Rand Paul Is Too Busy to Not Plagiarize

Rand Paul is no longer a libertarian columnist for the Washington Times. After discovering that he lifted a passage in one of his columns from a piece in The Week, the Times let him go, and now Paul has to just be the Republican senator from Kentucky.

Paul didn’t need the money he got as a columnist. He wanted the column, and freed up staff and some of his own time to produce it every week, because it suggested he was something more than a mere senator. The blog was a signal, a burden that he took on to display his own ability. His books (bits of which have also been plagiarized), his speeches (ditto), and his columns conferred a measure of prestige. It is not necessary to write books, give talks, or have a column in a national newspaper in order to be a senator. But it can help define you if your ambitions do not end in the Russell Senate Office Building.

We voters respond to signals, because we understand and admire the sacrifices made to be able to show them. Senators are busy, which makes all this libertarian thinking and researching and writing extra impressive. In a statement published in Politico, Paul’s office offered a standard explanation: The senator has a lot on his plate, and this was an organizational slip-up.

“Sen. Paul also relies on a large number of staff and advisers to provide supporting facts and anecdotes—some of which were not clearly sourced or vetted properly,” Paul senior adviser Doug Stafford said in a statement. “Footnotes presenting supporting facts were not always used.”

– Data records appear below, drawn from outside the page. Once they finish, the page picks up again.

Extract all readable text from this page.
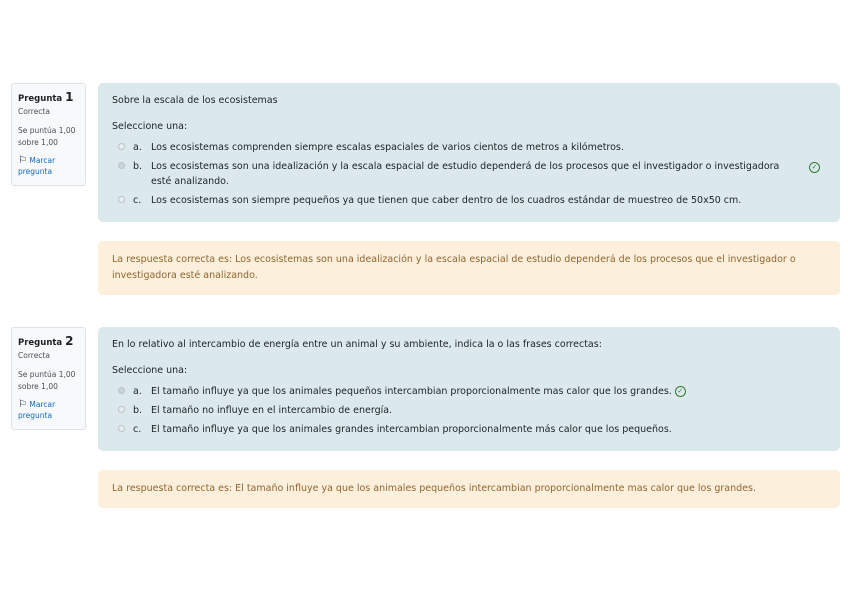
Pregunta 1
Correcta
Se puntúa 1,00 sobre 1,00
⚐ Marcar pregunta
Sobre la escala de los ecosistemas
Seleccione una:
a. Los ecosistemas comprenden siempre escalas espaciales de varios cientos de metros a kilómetros.
b. Los ecosistemas son una idealización y la escala espacial de estudio dependerá de los procesos que el investigador o investigadora esté analizando.
✓
c.	Los ecosistemas son siempre pequeños ya que tienen que caber dentro de los cuadros estándar de muestreo de 50x50 cm.
La respuesta correcta es: Los ecosistemas son una idealización y la escala espacial de estudio dependerá de los procesos que el investigador o investigadora esté analizando.
Pregunta 2
Correcta
Se puntúa 1,00 sobre 1,00
⚐ Marcar pregunta
En lo relativo al intercambio de energía entre un animal y su ambiente, indica la o las frases correctas:
Seleccione una:
a. El tamaño influye ya que los animales pequeños intercambian proporcionalmente mas calor que los grandes. ✓
b. El tamaño no influye en el intercambio de energía.
c.	El tamaño influye ya que los animales grandes intercambian proporcionalmente más calor que los pequeños.
La respuesta correcta es: El tamaño influye ya que los animales pequeños intercambian proporcionalmente mas calor que los grandes.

Paul’s a busy guy. But that was precisely the point. A column takes time to research and reflect, which is exactly why the senator wanted to be seen pulling one off every week. He’s in the same position as Fareed Zakaria, who last year was found to have plagiarized one of his online columns from a New Yorker piece. Not because they both perhaps unintentionally stole someone else’s work, but because they were both too busy to be columnists in the first place. Zakaria, who made his name as an academic, wanted to continue to be seen as a serious, thoughtful person after he became a television host.

Zakaria’s apology seemed abject and genuine, and he was cleared of any other plagiarism. Paul has promised to reform the way his office collects and annotates research. Both are guilty of the same thing. They wanted us to see them as something more than they were, a host and a senator. That they were too busy to be less sloppy doesn’t explain the problem. It is the heart of the problem: Plagiarism, ultimately, is about wanting to be something you are not.